The Barbican is such a special and powerful space, I’ve had many of my greatest live musical moments there.
This opportunity demanded something special from me too - a new full length audio and visual show built specifically for the event.
The theme of my project is the history of our obsessions with the infinite, in art, religion and science, and it’s fruition in the modern data explosion. The story is full of opportunities for intense and beautiful audio and visual form, and I’m developing a new visual system to push the power of the ideas as far as I can.
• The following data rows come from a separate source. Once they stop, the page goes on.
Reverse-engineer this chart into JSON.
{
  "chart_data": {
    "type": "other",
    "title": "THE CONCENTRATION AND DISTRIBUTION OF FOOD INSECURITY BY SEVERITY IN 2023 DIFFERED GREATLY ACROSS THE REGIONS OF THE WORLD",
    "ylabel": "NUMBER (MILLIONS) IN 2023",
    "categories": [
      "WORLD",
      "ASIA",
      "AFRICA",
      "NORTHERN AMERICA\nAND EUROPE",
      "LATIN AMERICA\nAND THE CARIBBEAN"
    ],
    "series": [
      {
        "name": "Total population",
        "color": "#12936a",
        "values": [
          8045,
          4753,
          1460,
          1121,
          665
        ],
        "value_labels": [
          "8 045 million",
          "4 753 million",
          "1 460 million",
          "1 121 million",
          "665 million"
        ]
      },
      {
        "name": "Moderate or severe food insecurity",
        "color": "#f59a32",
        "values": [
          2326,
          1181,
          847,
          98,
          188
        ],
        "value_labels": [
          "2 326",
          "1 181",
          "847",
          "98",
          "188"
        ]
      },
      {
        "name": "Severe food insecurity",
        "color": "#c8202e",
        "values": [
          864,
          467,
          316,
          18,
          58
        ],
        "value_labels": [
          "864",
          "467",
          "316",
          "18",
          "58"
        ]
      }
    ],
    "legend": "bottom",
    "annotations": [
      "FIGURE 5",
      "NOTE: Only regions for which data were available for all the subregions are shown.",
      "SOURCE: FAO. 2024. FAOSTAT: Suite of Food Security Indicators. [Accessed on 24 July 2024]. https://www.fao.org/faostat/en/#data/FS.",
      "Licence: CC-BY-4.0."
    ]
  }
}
Read more about the project and the annual theme that informed the commission below...
Life Rewired
Life Rewired is the Barbican’s year-long arts and learning season exploring what it means to be human when technology is changing everything. Running throughout 2019, the season investigates the impact of the pace and extent of technological change on our culture and society, looking at how we can grasp and respond to the seismic shifts these advances will bring about.
Life Rewired demonstrates how artists are finding imaginative ways to communicate the human impact of unprecedented technological shifts and scientific advances, as well as finding creative new uses for Artificial Intelligence, big data, algorithms and virtual reality.
Yearning for the Infinite
Yearning for the Infinite is a project by London-based electronica and techno producer Max Cooper about our human obsession with the unobtainable, and its embodiment in the modern data explosion. Cooper has long been fascinated by the concept of infinity in many areas of life such as religion and cult (Kabbalah and the divine infinite), mathematics (limits, irrational numbers and Cantorian set theory), visual arts (perspective and illusion in painting) and music (infinite harmonic series). All topics are tackled via an entirely new live visual performance and musical score, commissioned by the Barbican.
In the present day, the infinite is taking on a whole new form in the endless creation of data, where human beings are “drowning” in infinity in a more literal sense than ever before. Cooper, a scientist as well as a musician with a PhD in computational biology, wants to capture this overwhelming vastness in the Barbican Hall. The project is based on a multi-surface projection system, using generative artificial processes and data mapping techniques. His starting point is the emotional power and inherent imagery in the many different embodiments of the infinite, each capturing a different aspect of our thirst for growth.